The Executive Director revealed that her organisation like other NGOs has always been faced with financial challenges. According to her, they “depend 75 percent on donations and grants from individuals, corporate bodies and donor agencies for support in order to be able to render financial support services to abused women and girls. These support services include counselling legal aid, shelter, cases with the police, medical report, school fees (sometimes); skills acquisition; small scale business start off and so on.”

 

The Founder stressed that Project Alert does not set out to end marriages but to stop violence in the home.
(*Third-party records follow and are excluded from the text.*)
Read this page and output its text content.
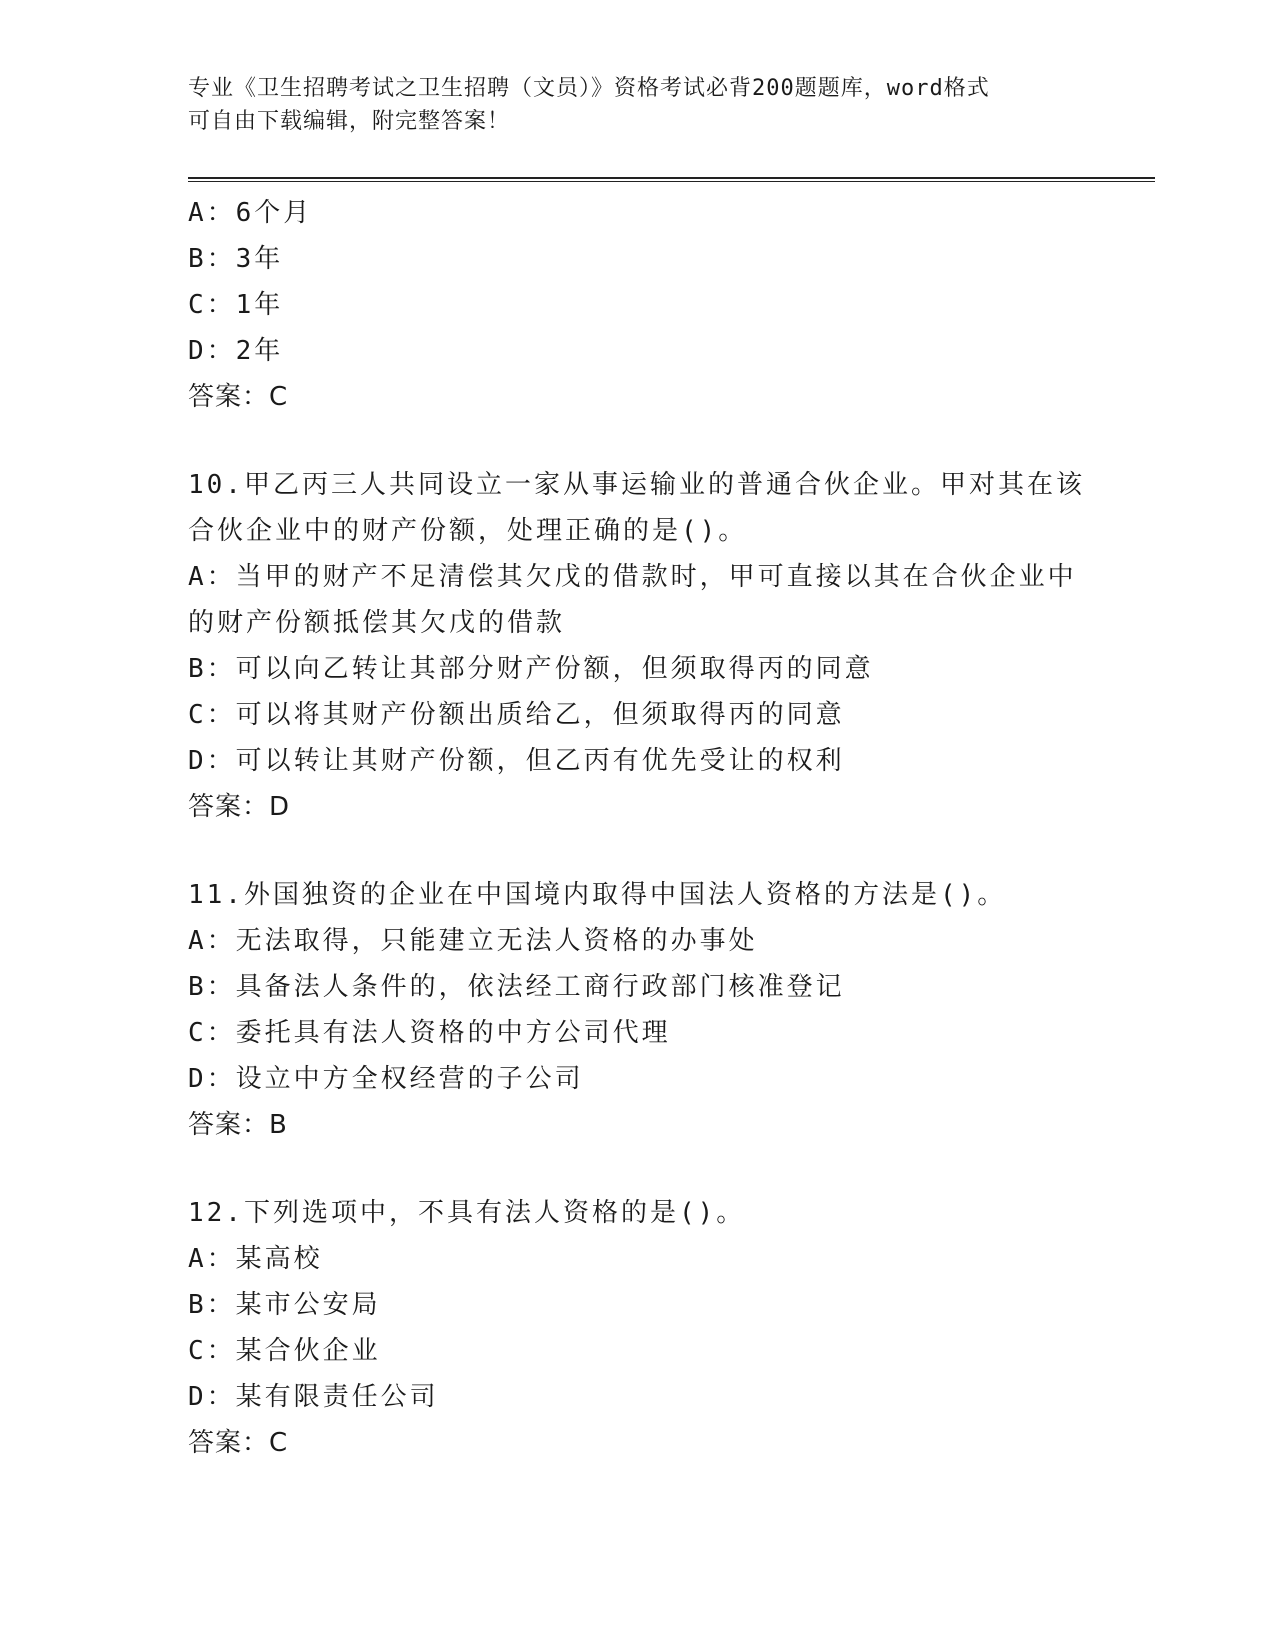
专业《卫生招聘考试之卫生招聘（文员）》资格考试必背200题题库，word格式
可自由下载编辑，附完整答案！
A：6个月
B：3年
C：1年
D：2年
答案：C
10.甲乙丙三人共同设立一家从事运输业的普通合伙企业。甲对其在该
合伙企业中的财产份额，处理正确的是()。
A：当甲的财产不足清偿其欠戊的借款时，甲可直接以其在合伙企业中
的财产份额抵偿其欠戊的借款
B：可以向乙转让其部分财产份额，但须取得丙的同意
C：可以将其财产份额出质给乙，但须取得丙的同意
D：可以转让其财产份额，但乙丙有优先受让的权利
答案：D
11.外国独资的企业在中国境内取得中国法人资格的方法是()。
A：无法取得，只能建立无法人资格的办事处
B：具备法人条件的，依法经工商行政部门核准登记
C：委托具有法人资格的中方公司代理
D：设立中方全权经营的子公司
答案：B
12.下列选项中，不具有法人资格的是()。
A：某高校
B：某市公安局
C：某合伙企业
D：某有限责任公司
答案：C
According to her, “it is better to leave and live, a dead woman is not a wife. She however, asserted that her organization has recorded 50 percent marriage reconciliation and 25 percent divorces over their years of operation. “Sometimes, people after staying apart learn to appreciate each other and come back together,” she added.

 

Among the challenges Project Alert faces Chukwuma highlighted include but not limited to Nigerian Police, government criticism, cultural and religious challenges, court systems and delay.